Humanitarian Considerations and Funding Questions
This “transitional governance administration” in the strip would stay until “the Palestinian Authority has satisfactorily completed its restructuring plan, the approval of which shall be acceptable to the board of peace”, the proposal says. It also “underscores the importance” of full relief in Gaza, including through the UN, the International Committee of the Red Cross, and the Red Crescent.
However, it opens the door the removal of “any organisation determined to have misused such aid”. The phrase leaves open the board of peace barring Unrwa, the body that the international court of justice has said is the legal distributor of aid.
International Diplomatic Initiatives
French officials and Saudi representatives are already pressing for a reference to a sovereign Palestine to be added in the document. The Saudi leader, Mohammed bin Salman, is due in the White House on 18 November, and Manal Radwan has stated that a mention to a Palestinian state is a prerequisite.
The Palestinian Authority leader, Mahmoud Abbas, met the French leader, Emmanuel Macron, in Paris on Monday to discuss the authority's function.

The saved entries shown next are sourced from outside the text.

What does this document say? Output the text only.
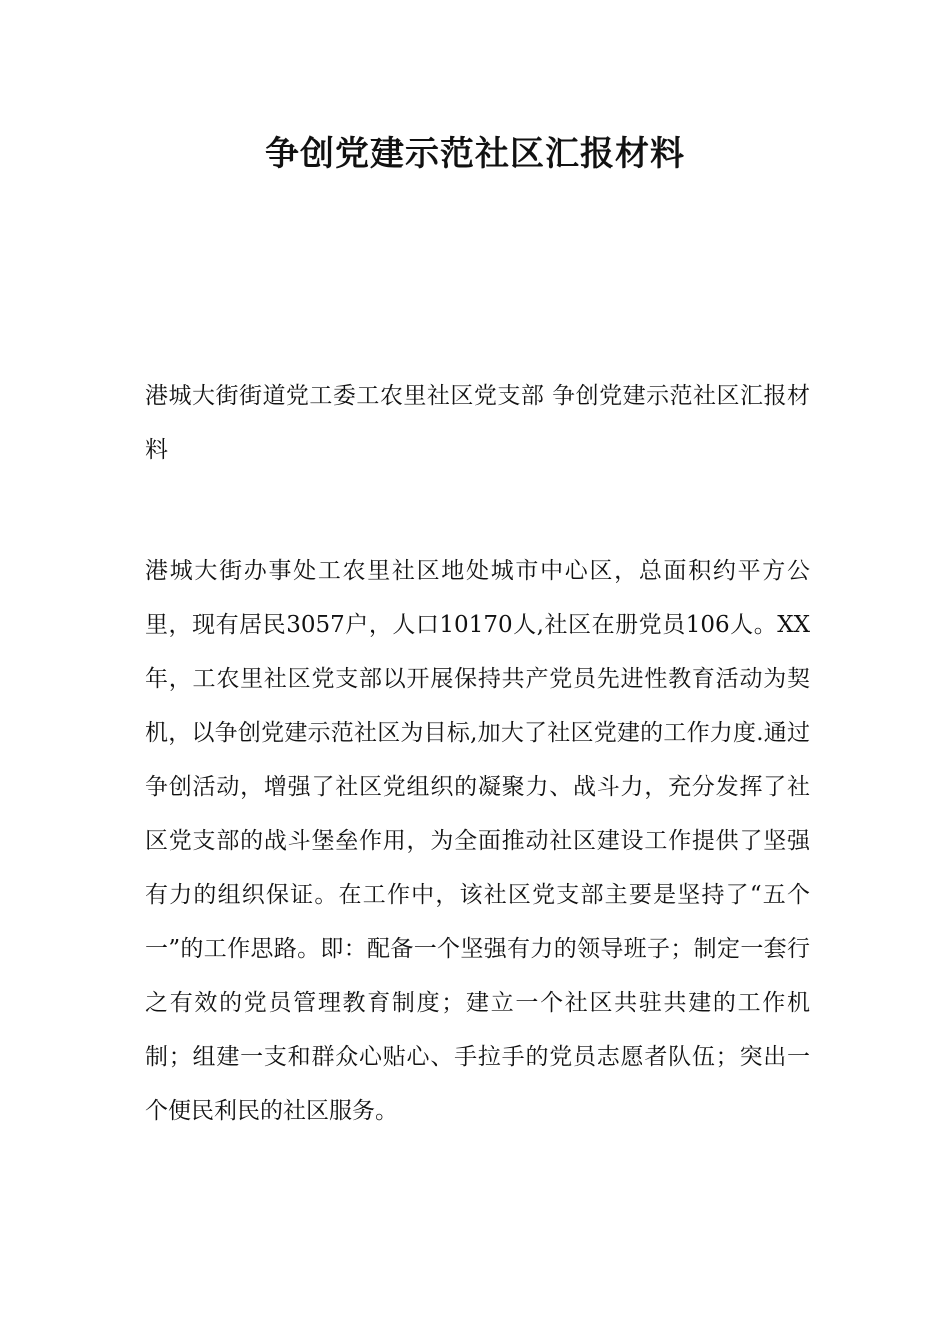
争创党建示范社区汇报材料

港城大街街道党工委工农里社区党支部 争创党建示范社区汇报材料

港城大街办事处工农里社区地处城市中心区，总面积约平方公里，现有居民3057户，人口10170人,社区在册党员106人。XX年，工农里社区党支部以开展保持共产党员先进性教育活动为契机，以争创党建示范社区为目标,加大了社区党建的工作力度.通过争创活动，增强了社区党组织的凝聚力、战斗力，充分发挥了社区党支部的战斗堡垒作用，为全面推动社区建设工作提供了坚强有力的组织保证。在工作中，该社区党支部主要是坚持了“五个一”的工作思路。即：配备一个坚强有力的领导班子；制定一套行之有效的党员管理教育制度；建立一个社区共驻共建的工作机制；组建一支和群众心贴心、手拉手的党员志愿者队伍；突出一个便民利民的社区服务。
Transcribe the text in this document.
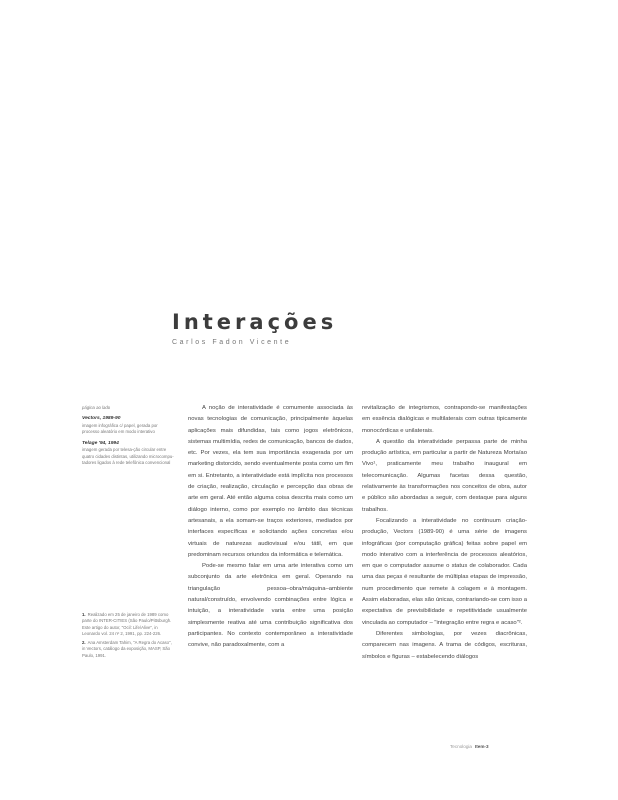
Interações
Carlos Fadon Vicente
página ao lado
Vectors, 1989-90
imagem infográfica c/ papel, gerada por processo aleatório em modo interativo
Telage '94, 1994
imagem gerada por telesa-ção circular entre quatro cidades distintas, utilizando microcompu-tadores ligados à rede telefônica convencional
1. Realizado em 25 de janeiro de 1989 como parte do INTER-CITIES (São Paulo/Pittsburgh. Este artigo do autor, "Ocil: Life/Alive", in Leonardo vol. 24 nº 2, 1991, pp. 224-226.
2. Ana Amsterdam Tahim, "A Regra do Acaso", in Vectors, catálogo da exposição, MASP, São Paulo, 1991.

A noção de interatividade é comumente associada às novas tecnologias de comunicação, principalmente àquelas aplicações mais difundidas, tais como jogos eletrônicos, sistemas multimídia, redes de comunicação, bancos de dados, etc. Por vezes, ela tem sua importância exagerada por um marketing distorcido, sendo eventualmente posta como um fim em si. Entretanto, a interatividade está implícita nos processos de criação, realização, circulação e percepção das obras de arte em geral. Até então alguma coisa descrita mais como um diálogo interno, como por exemplo no âmbito das técnicas artesanais, a ela somam-se traços exteriores, mediados por interfaces específicas e solicitando ações concretas e/ou virtuais de naturezas audiovisual e/ou tátil, em que predominam recursos oriundos da informática e telemática.

Pode-se mesmo falar em uma arte interativa como um subconjunto da arte eletrônica em geral. Operando na triangulação pessoa–obra/máquina–ambiente natural/construído, envolvendo combinações entre lógica e intuição, a interatividade varia entre uma posição simplesmente reativa até uma contribuição significativa dos participantes. No contexto contemporâneo a interatividade convive, não paradoxalmente, com a

revitalização de integrismos, contrapondo-se manifestações em essência dialógicas e multilaterais com outras tipicamente monocórdicas e unilaterais.

A questão da interatividade perpassa parte de minha produção artística, em particular a partir de Natureza Morta/ao Vivo¹, praticamente meu trabalho inaugural em telecomunicação. Algumas facetas dessa questão, relativamente às transformações nos conceitos de obra, autor e público são abordadas a seguir, com destaque para alguns trabalhos.

Focalizando a interatividade no continuum criação-produção, Vectors (1989-90) é uma série de imagens infográficas (por computação gráfica) feitas sobre papel em modo interativo com a interferência de processos aleatórios, em que o computador assume o status de colaborador. Cada uma das peças é resultante de múltiplas etapas de impressão, num procedimento que remete à colagem e à montagem. Assim elaboradas, elas são únicas, contrariando-se com isso a expectativa de previsibilidade e repetitividade usualmente vinculada ao computador – "integração entre regra e acaso"².

Diferentes simbologias, por vezes diacrônicas, comparecem nas imagens. A trama de códigos, escrituras, símbolos e figuras – estabelecendo diálogos

Tecnologia Item-3
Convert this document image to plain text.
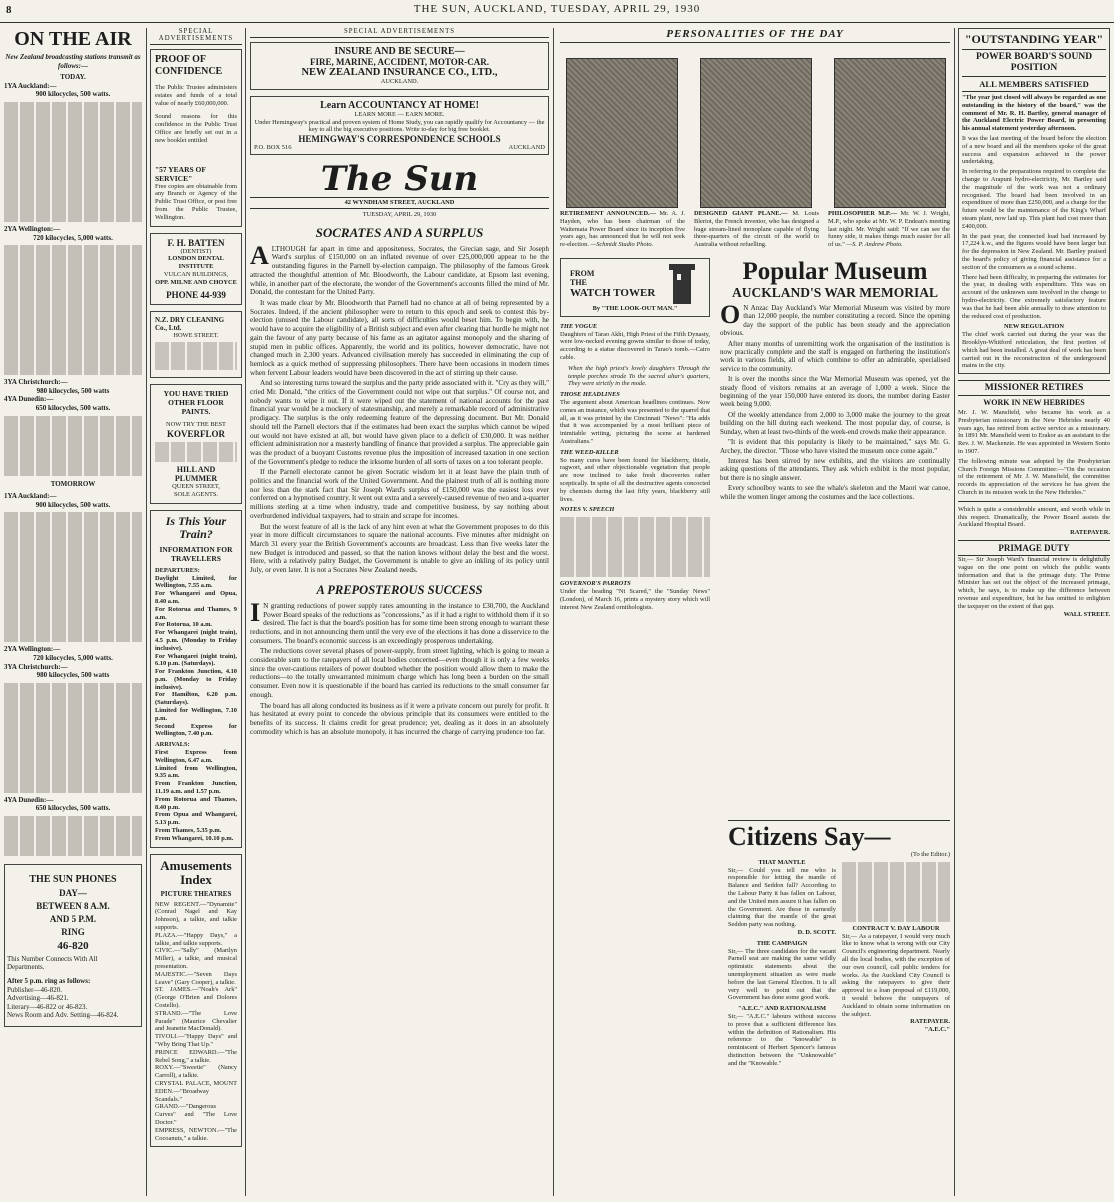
8	THE SUN, AUCKLAND, TUESDAY, APRIL 29, 1930
ON THE AIR
New Zealand broadcasting stations transmit as follows:—
TODAY.
1YA Auckland:—
900 kilocycles, 500 watts.
2YA Wellington:—
720 kilocycles, 5,000 watts.
3YA Christchurch:—
980 kilocycles, 500 watts
4YA Dunedin:—
650 kilocycles, 500 watts.
TOMORROW
1YA Auckland:—
900 kilocycles, 500 watts.
2YA Wellington:—
720 kilocycles, 5,000 watts.
3YA Christchurch:—
980 kilocycles, 500 watts
4YA Dunedin:—
650 kilocycles, 500 watts.
THE SUN PHONES
DAY—
BETWEEN 8 A.M.
AND 5 P.M.
RING
46-820
This Number Connects With All
Departments.
After 5 p.m. ring as follows:
Publisher—46-820.
Advertising—46-821.
Literary—46-822 or 46-823.
News Room and Adv. Setting—46-824.
SPECIAL ADVERTISEMENTS
PROOF OF CONFIDENCE
The Public Trustee administers estates and funds of a total value of nearly £60,000,000.
Sound reasons for this confidence in the Public Trust Office are briefly set out in a new booklet entitled
"57 YEARS OF SERVICE"
Free copies are obtainable from any Branch or Agency of the Public Trust Office, or post free from the Public Trustee, Wellington.
F. H. BATTEN
(DENTIST)
LONDON DENTAL INSTITUTE
VULCAN BUILDINGS,
OPP. MILNE AND CHOYCE
PHONE 44-939
N.Z. DRY CLEANING Co., Ltd.
HOWE STREET.
YOU HAVE TRIED OTHER FLOOR PAINTS.
NOW TRY THE BEST
KOVERFLOR
HILL AND PLUMMER
QUEEN STREET,
SOLE AGENTS.
Is This Your Train?
INFORMATION FOR TRAVELLERS
DEPARTURES:
Daylight Limited, for Wellington, 7.55 a.m.
For Whangarei and Opua, 8.40 a.m.
For Rotorua and Thames, 9 a.m.
For Rotorua, 10 a.m.
For Whangarei (night train), 4.5 p.m. (Monday to Friday inclusive).
For Whangarei (night train), 6.10 p.m. (Saturdays).
For Frankton Junction, 4.10 p.m. (Monday to Friday inclusive).
For Hamilton, 6.20 p.m. (Saturdays).
Limited for Wellington, 7.10 p.m.
Second Express for Wellington, 7.40 p.m.
ARRIVALS:
First Express from Wellington, 6.47 a.m.
Limited from Wellington, 9.35 a.m.
From Frankton Junction, 11.19 a.m. and 1.57 p.m.
From Rotorua and Thames, 8.40 p.m.
From Opua and Whangarei, 5.13 p.m.
From Thames, 5.35 p.m.
From Whangarei, 10.10 p.m.
Amusements Index
PICTURE THEATRES
NEW REGENT.—"Dynamite" (Conrad Nagel and Kay Johnson), a talkie, and talkie supports.
PLAZA.—"Happy Days," a talkie, and talkie supports.
CIVIC.—"Sally" (Marilyn Miller), a talkie, and musical presentation.
MAJESTIC.—"Seven Days Leave" (Gary Cooper), a talkie.
ST. JAMES.—"Noah's Ark" (George O'Brien and Dolores Costello).
STRAND.—"The Love Parade" (Maurice Chevalier and Jeanette MacDonald).
TIVOLI.—"Happy Days" and "Why Bring That Up."
PRINCE EDWARD.—"The Rebel Song," a talkie.
ROXY.—"Sweetie" (Nancy Carroll), a talkie.
CRYSTAL PALACE, MOUNT EDEN.—"Broadway Scandals."
GRAND.—"Dangerous Curves" and "The Love Doctor."
EMPRESS, NEWTON.—"The Cocoanuts," a talkie.
SPECIAL ADVERTISEMENTS
INSURE AND BE SECURE—
FIRE, MARINE, ACCIDENT, MOTOR-CAR.
NEW ZEALAND INSURANCE CO., LTD.,
AUCKLAND.
Learn ACCOUNTANCY AT HOME!
LEARN MORE — EARN MORE.
Under Hemingway's practical and proven system of Home Study, you can rapidly qualify for Accountancy — the key to all the big executive positions. Write to-day for big free booklet.
HEMINGWAY'S CORRESPONDENCE SCHOOLS
P.O. BOX 516	AUCKLAND
The Sun
42 WYNDHAM STREET, AUCKLAND
TUESDAY, APRIL 29, 1930
SOCRATES AND A SURPLUS
A LTHOUGH far apart in time and appositeness, Socrates, the Grecian sage, and Sir Joseph Ward's surplus of £150,000 on an inflated revenue of over £25,000,000 appear to be the outstanding figures in the Parnell by-election campaign. The philosophy of the famous Greek attracted the thoughtful attention of Mr. Bloodworth, the Labour candidate, at Epsom last evening, while, in another part of the electorate, the wonder of the Government's accounts filled the mind of Mr. Donald, the contestant for the United Party.

It was made clear by Mr. Bloodworth that Parnell had no chance at all of being represented by a Socrates. Indeed, if the ancient philosopher were to return to this epoch and seek to contest this by-election (unused the Labour candidate), all sorts of difficulties would beset him. To begin with, he would have to acquire the eligibility of a British subject and even after clearing that hurdle he might not gain the favour of any party because of his fame as an agitator against monopoly and the sharing of stupid men in public offices. Apparently, the world and its politics, however democratic, have not changed much in 2,300 years. Advanced civilisation merely has succeeded in eliminating the cup of hemlock as a quick method of suppressing philosophers. There have been occasions in modern times when fervent Labour leaders would have been discovered in the act of stirring up their cause.

And so interesting turns toward the surplus and the party pride associated with it. "Cry as they will," cried Mr. Donald, "the critics of the Government could not wipe out that surplus." Of course not, and nobody wants to wipe it out. If it were wiped out the statement of national accounts for the past financial year would be a mockery of statesmanship, and merely a remarkable record of administrative prodigacy. The surplus is the only redeeming feature of the depressing document. But Mr. Donald should tell the Parnell electors that if the estimates had been exact the surplus which cannot be wiped out would not have existed at all, but would have given place to a deficit of £30,000. It was neither efficient administration nor a masterly handling of finance that provided a surplus. The appreciable gain was the product of a buoyant Customs revenue plus the imposition of increased taxation in one section of the Government's pledge to reduce the irksome burden of all sorts of taxes on a too tolerant people.

If the Parnell electorate cannot be given Socratic wisdom let it at least have the plain truth of politics and the financial work of the United Government. And the plainest truth of all is nothing more nor less than the stark fact that Sir Joseph Ward's surplus of £150,000 was the easiest loss ever conferred on a hypnotised country. It went out extra and a severely-caused revenue of two and a-quarter millions sterling at a time when industry, trade and competitive business, by say nothing about overburdened individual taxpayers, had to strain and scrape for incomes.

But the worst feature of all is the lack of any hint even at what the Government proposes to do this year in more difficult circumstances to square the national accounts. Five minutes after midnight on March 31 every year the British Government's accounts are broadcast. Less than five weeks later the new Budget is introduced and passed, so that the nation knows without delay the best and the worst. Here, with a relatively paltry Budget, the Government is unable to give an inkling of its policy until July, or even later. It is not a Socrates New Zealand needs.

A PREPOSTEROUS SUCCESS
I N granting reductions of power supply rates amounting in the instance to £30,700, the Auckland Power Board speaks of the reductions as "concessions," as if it had a right to withhold them if it so desired. The fact is that the board's position has for some time been strong enough to warrant these reductions, and in not announcing them until the very eve of the elections it has done a disservice to the consumers. The board's economic success is an exceedingly prosperous undertaking.

The reductions cover several phases of power-supply, from street lighting, which is going to mean a considerable sum to the ratepayers of all local bodies concerned—even though it is only a few weeks since the over-cautious retailers of power doubted whether the position would allow them to make the reductions—to the totally unwarranted minimum charge which has long been a burden on the small consumer. Even now it is questionable if the board has carried its reductions to the small consumer far enough.

The board has all along conducted its business as if it were a private concern out purely for profit. It has hesitated at every point to concede the obvious principle that its consumers were entitled to the benefits of its success. It claims credit for great prudence; yet, dealing as it does in an absolutely commodity which is has an absolute monopoly, it has incurred the charge of carrying prudence too far.

PERSONALITIES OF THE DAY
RETIREMENT ANNOUNCED.— Mr. A. J. Hayden, who has been chairman of the Waitemata Power Board since its inception five years ago, has announced that he will not seek re-election. —Schmidt Studio Photo.
DESIGNED GIANT PLANE.— M. Louis Bleriot, the French inventor, who has designed a huge stream-lined monoplane capable of flying three-quarters of the circuit of the world to Australia without refuelling.
PHILOSOPHER M.P.— Mr. W. J. Wright, M.P., who spoke at Mr. W. P. Endean's meeting last night. Mr. Wright said: "If we can see the funny side, it makes things much easier for all of us." —S. P. Andrew Photo.
FROM
THE
WATCH TOWER
By "THE LOOK-OUT MAN."
THE VOGUE
Daughters of Tarao Akhi, High Priest of the Fifth Dynasty, were low-necked evening gowns similar to those of today, according to a statue discovered in Tarao's tomb.—Cairo cable.
When the high priest's lovely daughters Through the temple porches strode To the sacred altar's quarters, They were strictly in the mode.
THOSE HEADLINES
The argument about American headlines continues. Now comes an instance, which was presented to the quarrel that all, as it was printed by the Cincinnati "News": "Ha adds that it was accompanied by a most brilliant piece of inimitable writing, picturing the scene at hardened Australians."
THE WEED-KILLER
So many cures have been found for blackberry, thistle, ragwort, and other objectionable vegetation that people are now inclined to take fresh discoveries rather sceptically. In spite of all the destructive agents concocted by chemists during the last fifty years, blackberry still lives.
NOTES V. SPEECH
GOVERNOR'S PARROTS
Under the heading "Nt Scared," the "Sunday News" (London), of March 16, prints a mystery story which will interest New Zealand ornithologists.
Popular Museum
AUCKLAND'S WAR MEMORIAL
O N Anzac Day Auckland's War Memorial Museum was visited by more than 12,000 people, the number constituting a record. Since the opening day the support of the public has been steady and the appreciation obvious.

After many months of unremitting work the organisation of the institution is now practically complete and the staff is engaged on furthering the institution's work in various fields, all of which combine to offer an admirable, specialised service to the community.

It is over the months since the War Memorial Museum was opened, yet the steady flood of visitors remains at an average of 1,000 a week. Since the beginning of the year 150,000 have entered its doors, the number during Easter week being 9,000.

Of the weekly attendance from 2,000 to 3,000 make the journey to the great building on the hill during each weekend. The most popular day, of course, is Sunday, when at least two-thirds of the week-end crowds make their appearance.

"It is evident that this popularity is likely to be maintained," says Mr. G. Archey, the director. "Those who have visited the museum once come again."

Interest has been stirred by new exhibits, and the visitors are continually asking questions of the attendants. They ask which exhibit is the most popular, but there is no single answer.

Every schoolboy wants to see the whale's skeleton and the Maori war canoe, while the women linger among the costumes and the lace collections.

Citizens Say—
(To the Editor.)
THAT MANTLE
Sir,— Could you tell me who is responsible for letting the mantle of Balance and Seddon fall? According to the Labour Party it has fallen on Labour, and the United men assure it has fallen on the Government. Are these in earnestly claiming that the mantle of the great Seddon party was nothing.
D. D. SCOTT.
THE CAMPAIGN
Sir,— The three candidates for the vacant Parnell seat are making the same wildly optimistic statements about the unemployment situation as were made before the last General Election. It is all very well to point out that the Government has done some good work.
"A.E.C." AND RATIONALISM
Sir,— "A.E.C." labours without success to prove that a sufficient difference lies within the definition of Rationalism. His reference to the "knowable" is reminiscent of Herbert Spencer's famous distinction between the "Unknowable" and the "Knowable."
CONTRACT V. DAY LABOUR
Sir,— As a ratepayer, I would very much like to know what is wrong with our City Council's engineering department. Nearly all the local bodies, with the exception of our own council, call public tenders for works. As the Auckland City Council is asking the ratepayers to give their approval to a loan proposal of £119,000, it would behove the ratepayers of Auckland to obtain some information on the subject.
RATEPAYER.
"A.E.C."
"OUTSTANDING YEAR"
POWER BOARD'S SOUND POSITION
ALL MEMBERS SATISFIED
"The year just closed will always be regarded as one outstanding in the history of the board," was the comment of Mr. R. H. Bartley, general manager of the Auckland Electric Power Board, in presenting his annual statement yesterday afternoon.
It was the last meeting of the board before the election of a new board and all the members spoke of the great success and expansion achieved in the power undertaking.
In referring to the preparations required to complete the change to Arapuni hydro-electricity, Mr. Bartley said the magnitude of the work was not a ordinary recognised. The board had been involved in an expenditure of more than £250,000, and a charge for the future would be the maintenance of the King's Wharf steam plant, now laid up. This plant had cost more than £400,000.
In the past year, the connected load had increased by 17,224 k.w., and the figures would have been larger but for the depression in New Zealand. Mr. Bartley praised the board's policy of giving financial assistance for a section of the consumers as a sound scheme.
There had been difficulty, in preparing the estimates for the year, in dealing with expenditure. This was on account of the unknown sum involved in the change to hydro-electricity. One extremely satisfactory feature was that he had been able annually to draw attention to the reduced cost of production.
NEW REGULATION
The chief work carried out during the year was the Brooklyn-Whitford reticulation, the first portion of which had been installed. A great deal of work has been carried out in the reconstruction of the underground mains in the city.
MISSIONER RETIRES
WORK IN NEW HEBRIDES
Mr. J. W. Mansfield, who became his work as a Presbyterian missionary in the New Hebrides nearly 40 years ago, has retired from active service as a missionary. In 1891 Mr. Mansfield went to Erakor as an assistant to the Rev. J. W. Mackenzie. He was appointed in Western Sonto in 1907.
The following minute was adopted by the Presbyterian Church Foreign Missions Committee:—"On the occasion of the retirement of Mr. J. W. Mansfield, the committee records its appreciation of the services he has given the Church in its mission work in the New Hebrides."
Which is quite a considerable amount, and worth while in this respect. Dramatically, the Power Board assists the Auckland Hospital Board.
RATEPAYER.
PRIMAGE DUTY
Sir,— Sir Joseph Ward's financial review is delightfully vague on the one point on which the public wants information and that is the primage duty. The Prime Minister has set out the object of the increased primage, which, he says, is to make up the difference between revenue and expenditure, but he has omitted to enlighten the taxpayer on the extent of that gap.
WALL STREET.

Not the UN nor the 15 strong UNSC are assigned a oversight function over the mission, monitoring the implementation of the proposal, a point largely overlooked by the draft text. Nothing is specified about the funding of this security operation, which, according to the US officials, should be mostly covered by Gulf states, with the Kingdom assuming primary responsibility.
Israel's Demands and Local Developments
Israel is seeking written guarantees from the US that it be permitted to emulate the model of Lebanon and reserve the right to re-enter the territory if it considers demilitarization is not occurring at a level or pace it requires.
The request was presented to the former US advisor, the ex-president's relative, and the US special envoy, Steve Witkoff. Kushner was in Jerusalem on Monday to review developments on the truce and the envoy was due to arrive subsequently the that day.
Only the remains of a small number of the original 251 Israeli hostages remain not recovered.
Separately, Israel has been suggesting that the Gaza Strip could still be divided in two parts with rebuilding efforts beginning in the Israel occupied areas of the strip. International officials insist that this is no part of the Trump plan.